Complexity comes in many forms; it can be monetary as in Greg’s case, but it can also be emotional, spiritual or relational, all of which can be far more debilitating than having financial struggles. Material possessions, such as the expensive toys that once promised to enrich our lives, have a way of owning us with payments and often even stimulate guilt when they are taking up space in our closets, garages or driveways. Most Americans have too much stuff; stuff that often weighs them down and ultimately keeps them from a more simplified, freeing life.
Years ago as a young man I saw a sign at a trailhead that led into the back country of the Sierra Nevada Mountains in the Inyokern National Forest. It read, “Leave only footprints—take only pictures.” This statement has been indelible on my mind through the years as I have hiked and horse-packed into the backcountry of the western states. It became vital to me from that day forward that I leave as little evidence as possible when I venture into the majestic mountains and wilderness or the pristine lakes and valleys. On the other hand I realized I could take with me something of great value. I could take with me the rich memories of being with family and friends in places yet unblemished by the lasting imprints of a developing society. This thought began to translate into other parts of my life. It became my goal to leave a smaller footprint with my life and a bigger handprint of God.
There has been much talk lately about a person’s “carbon footprint.” This refers to the lasting impact one person makes in their lifetime of living on planet Earth. It is determined by the fuels we burn, the non-renewable resources we consume and the pollution we produce. The size of your carbon footprint is dependent on things such as the size of vehicle you drive, the expanse and efficiency of the home you inhabit and the waste you left behind.
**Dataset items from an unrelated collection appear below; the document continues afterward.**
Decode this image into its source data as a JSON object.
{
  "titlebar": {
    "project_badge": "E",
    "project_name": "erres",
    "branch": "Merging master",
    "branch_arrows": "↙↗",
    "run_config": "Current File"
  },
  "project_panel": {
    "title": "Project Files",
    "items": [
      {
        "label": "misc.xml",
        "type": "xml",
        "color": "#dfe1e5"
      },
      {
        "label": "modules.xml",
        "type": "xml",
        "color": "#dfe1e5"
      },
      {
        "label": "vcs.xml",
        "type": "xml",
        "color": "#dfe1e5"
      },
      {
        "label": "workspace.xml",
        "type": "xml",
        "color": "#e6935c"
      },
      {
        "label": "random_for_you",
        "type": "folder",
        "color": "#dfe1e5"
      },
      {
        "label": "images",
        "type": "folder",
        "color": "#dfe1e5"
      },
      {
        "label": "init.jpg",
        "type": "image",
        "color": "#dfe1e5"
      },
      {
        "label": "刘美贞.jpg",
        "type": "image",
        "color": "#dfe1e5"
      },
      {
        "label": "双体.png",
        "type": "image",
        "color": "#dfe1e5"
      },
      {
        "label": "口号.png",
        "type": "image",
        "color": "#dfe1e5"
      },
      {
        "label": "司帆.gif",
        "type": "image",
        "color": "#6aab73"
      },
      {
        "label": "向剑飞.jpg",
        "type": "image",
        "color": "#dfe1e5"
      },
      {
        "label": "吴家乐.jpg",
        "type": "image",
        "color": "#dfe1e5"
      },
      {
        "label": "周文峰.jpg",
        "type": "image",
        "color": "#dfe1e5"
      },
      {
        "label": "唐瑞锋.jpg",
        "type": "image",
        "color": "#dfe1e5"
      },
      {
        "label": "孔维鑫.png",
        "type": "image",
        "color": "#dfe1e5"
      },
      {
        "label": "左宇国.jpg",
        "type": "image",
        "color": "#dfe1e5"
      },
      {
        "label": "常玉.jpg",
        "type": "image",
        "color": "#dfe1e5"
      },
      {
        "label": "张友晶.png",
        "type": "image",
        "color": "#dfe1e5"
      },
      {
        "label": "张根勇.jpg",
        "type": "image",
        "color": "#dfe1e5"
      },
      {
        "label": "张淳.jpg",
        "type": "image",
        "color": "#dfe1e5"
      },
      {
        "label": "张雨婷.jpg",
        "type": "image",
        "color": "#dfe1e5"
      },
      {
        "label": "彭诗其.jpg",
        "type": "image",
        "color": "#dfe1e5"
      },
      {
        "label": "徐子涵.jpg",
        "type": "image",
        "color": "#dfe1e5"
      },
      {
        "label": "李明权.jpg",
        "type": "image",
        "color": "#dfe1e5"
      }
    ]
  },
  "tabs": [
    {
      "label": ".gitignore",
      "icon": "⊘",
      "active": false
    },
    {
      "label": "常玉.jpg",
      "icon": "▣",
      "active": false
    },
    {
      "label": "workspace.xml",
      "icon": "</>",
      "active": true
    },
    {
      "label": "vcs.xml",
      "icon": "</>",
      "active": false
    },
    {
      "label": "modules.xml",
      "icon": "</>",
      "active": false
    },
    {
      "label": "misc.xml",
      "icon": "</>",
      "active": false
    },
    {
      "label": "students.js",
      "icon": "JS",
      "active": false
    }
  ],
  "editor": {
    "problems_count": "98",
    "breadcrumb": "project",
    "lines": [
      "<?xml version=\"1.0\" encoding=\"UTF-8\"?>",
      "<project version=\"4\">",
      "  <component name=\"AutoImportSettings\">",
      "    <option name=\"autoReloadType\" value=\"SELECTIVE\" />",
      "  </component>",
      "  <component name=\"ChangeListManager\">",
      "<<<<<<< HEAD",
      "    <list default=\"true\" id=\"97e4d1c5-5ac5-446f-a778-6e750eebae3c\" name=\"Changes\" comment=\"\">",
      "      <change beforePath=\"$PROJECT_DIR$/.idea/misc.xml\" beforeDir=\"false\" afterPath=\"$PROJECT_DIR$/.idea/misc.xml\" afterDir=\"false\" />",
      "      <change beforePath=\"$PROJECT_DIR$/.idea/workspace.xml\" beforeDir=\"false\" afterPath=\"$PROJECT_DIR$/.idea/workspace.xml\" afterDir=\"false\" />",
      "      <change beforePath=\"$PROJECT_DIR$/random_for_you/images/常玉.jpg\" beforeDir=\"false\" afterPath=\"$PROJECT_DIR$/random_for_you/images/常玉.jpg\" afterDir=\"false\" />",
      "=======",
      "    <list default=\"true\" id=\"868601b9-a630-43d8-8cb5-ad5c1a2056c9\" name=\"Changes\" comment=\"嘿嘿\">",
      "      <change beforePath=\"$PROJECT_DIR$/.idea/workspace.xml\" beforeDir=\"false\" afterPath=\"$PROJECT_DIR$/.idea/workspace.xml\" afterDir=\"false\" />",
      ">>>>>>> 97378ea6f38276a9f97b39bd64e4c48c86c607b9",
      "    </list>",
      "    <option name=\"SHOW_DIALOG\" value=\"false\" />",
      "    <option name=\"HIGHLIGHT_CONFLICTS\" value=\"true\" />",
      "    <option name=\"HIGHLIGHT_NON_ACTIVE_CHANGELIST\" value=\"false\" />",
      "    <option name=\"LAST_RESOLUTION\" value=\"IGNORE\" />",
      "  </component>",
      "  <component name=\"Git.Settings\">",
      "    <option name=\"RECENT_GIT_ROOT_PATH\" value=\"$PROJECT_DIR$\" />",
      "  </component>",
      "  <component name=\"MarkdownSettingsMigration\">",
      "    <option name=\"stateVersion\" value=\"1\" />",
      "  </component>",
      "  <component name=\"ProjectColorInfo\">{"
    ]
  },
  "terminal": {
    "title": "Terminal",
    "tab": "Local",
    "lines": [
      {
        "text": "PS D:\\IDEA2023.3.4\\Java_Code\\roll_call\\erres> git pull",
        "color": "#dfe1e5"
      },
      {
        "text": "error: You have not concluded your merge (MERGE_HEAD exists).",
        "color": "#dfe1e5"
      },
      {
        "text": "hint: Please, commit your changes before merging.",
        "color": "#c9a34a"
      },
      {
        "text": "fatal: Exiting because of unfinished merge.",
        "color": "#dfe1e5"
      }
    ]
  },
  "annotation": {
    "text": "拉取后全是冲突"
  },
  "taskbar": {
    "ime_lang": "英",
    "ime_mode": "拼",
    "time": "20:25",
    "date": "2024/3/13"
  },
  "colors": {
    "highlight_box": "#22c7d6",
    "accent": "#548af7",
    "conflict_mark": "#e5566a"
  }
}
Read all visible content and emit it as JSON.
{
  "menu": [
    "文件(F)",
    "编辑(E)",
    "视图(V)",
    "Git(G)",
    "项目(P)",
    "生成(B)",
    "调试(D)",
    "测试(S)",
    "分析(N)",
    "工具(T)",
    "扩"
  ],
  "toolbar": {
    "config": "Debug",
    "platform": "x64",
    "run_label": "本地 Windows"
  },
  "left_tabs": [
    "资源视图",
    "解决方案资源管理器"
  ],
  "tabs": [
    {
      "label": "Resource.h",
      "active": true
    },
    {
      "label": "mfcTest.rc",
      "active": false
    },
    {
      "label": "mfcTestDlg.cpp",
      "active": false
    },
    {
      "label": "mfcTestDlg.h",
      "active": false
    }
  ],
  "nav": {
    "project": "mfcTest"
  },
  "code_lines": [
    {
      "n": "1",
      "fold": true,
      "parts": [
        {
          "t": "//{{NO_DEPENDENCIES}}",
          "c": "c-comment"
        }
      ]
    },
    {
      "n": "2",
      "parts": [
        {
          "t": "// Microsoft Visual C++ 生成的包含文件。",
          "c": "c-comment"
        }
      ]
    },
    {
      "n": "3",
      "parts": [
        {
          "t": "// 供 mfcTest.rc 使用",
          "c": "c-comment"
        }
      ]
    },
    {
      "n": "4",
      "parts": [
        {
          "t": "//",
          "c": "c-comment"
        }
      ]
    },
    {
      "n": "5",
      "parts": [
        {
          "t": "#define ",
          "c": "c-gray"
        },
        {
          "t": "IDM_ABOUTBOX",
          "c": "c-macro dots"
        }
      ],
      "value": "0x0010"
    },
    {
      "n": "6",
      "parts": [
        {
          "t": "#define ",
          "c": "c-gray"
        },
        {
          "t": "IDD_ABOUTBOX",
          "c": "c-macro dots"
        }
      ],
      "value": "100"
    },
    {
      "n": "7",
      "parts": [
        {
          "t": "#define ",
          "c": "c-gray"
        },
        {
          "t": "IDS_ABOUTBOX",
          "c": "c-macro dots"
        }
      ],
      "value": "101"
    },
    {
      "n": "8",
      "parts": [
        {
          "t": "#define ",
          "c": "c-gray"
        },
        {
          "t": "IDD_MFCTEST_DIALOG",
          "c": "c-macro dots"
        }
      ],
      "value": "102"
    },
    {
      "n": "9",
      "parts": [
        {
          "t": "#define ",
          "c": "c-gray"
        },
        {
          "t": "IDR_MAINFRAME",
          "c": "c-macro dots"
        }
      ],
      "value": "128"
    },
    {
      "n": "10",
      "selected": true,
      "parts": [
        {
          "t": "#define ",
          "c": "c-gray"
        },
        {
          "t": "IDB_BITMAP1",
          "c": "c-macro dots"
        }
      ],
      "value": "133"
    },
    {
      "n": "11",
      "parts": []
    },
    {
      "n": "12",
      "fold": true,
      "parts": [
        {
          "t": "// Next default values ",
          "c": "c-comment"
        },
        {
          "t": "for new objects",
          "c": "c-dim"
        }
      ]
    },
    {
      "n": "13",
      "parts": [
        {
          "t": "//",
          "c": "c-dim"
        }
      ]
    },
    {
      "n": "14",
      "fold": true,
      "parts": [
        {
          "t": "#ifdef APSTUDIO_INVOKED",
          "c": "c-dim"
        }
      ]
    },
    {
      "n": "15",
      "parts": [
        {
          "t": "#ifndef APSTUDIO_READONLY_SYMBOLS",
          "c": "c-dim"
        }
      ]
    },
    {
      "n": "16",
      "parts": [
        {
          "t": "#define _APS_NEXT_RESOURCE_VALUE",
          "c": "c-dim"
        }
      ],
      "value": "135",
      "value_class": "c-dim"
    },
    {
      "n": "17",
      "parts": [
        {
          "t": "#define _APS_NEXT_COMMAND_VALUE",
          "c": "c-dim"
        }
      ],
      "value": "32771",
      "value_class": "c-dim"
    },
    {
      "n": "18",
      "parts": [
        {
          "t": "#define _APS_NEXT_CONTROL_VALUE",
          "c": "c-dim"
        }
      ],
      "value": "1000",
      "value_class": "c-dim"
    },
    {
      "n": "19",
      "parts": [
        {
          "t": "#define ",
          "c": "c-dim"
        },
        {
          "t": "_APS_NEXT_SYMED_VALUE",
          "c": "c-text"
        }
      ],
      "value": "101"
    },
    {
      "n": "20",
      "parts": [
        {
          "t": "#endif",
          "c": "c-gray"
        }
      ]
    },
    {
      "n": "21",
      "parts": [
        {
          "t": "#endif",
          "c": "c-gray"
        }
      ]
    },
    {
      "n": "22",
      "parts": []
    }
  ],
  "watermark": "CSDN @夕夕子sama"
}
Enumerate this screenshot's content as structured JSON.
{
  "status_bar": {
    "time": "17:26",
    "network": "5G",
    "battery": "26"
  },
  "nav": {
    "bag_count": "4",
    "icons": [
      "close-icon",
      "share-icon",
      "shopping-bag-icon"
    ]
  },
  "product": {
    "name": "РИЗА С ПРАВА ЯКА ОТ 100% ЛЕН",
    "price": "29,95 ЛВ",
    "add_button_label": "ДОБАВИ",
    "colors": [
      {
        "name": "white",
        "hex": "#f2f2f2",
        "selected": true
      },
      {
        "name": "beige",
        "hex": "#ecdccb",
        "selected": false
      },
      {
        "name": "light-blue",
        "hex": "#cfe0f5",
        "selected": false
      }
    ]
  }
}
The size of your carbon footprint will dictate the blessings or struggles for future generations because of your impact on the earth’s condition after your life has passed.
Because a small footprint—a life of simplicity—is a life that prioritizes, downsizes and slows its pace, it is a life that has the potential to accomplish much while still using less. It is a life that cares about humanity and the earth’s generations to come. Our desire should be to leave a small human footprint but a large and lasting handprint of God. The handprint we leave is an imprint on the hearts and memories of the people whose lives we touch.
A few months after our first meeting, Greg and I returned to the same hole-in-the-wall Mexican restaurant for a follow up. He shared with me the seven-year plan he and Sharon had developed to put them in a position of freedom. They decided together that they desired a life of united ministry without the restraints of debilitating debt. They wanted to make a difference in the world with the life they had been given. They set realistic goals, knowing that in order to achieve them they would have to make sacrifices and lifestyle changes. They would have to downsize their life so that they might upsize their effectiveness. They were obviously serious and committed to the ideal that many Christians are now beginning to share—one of leaving a smaller footprint so they might also leave a bigger handprint on the lives and world around them.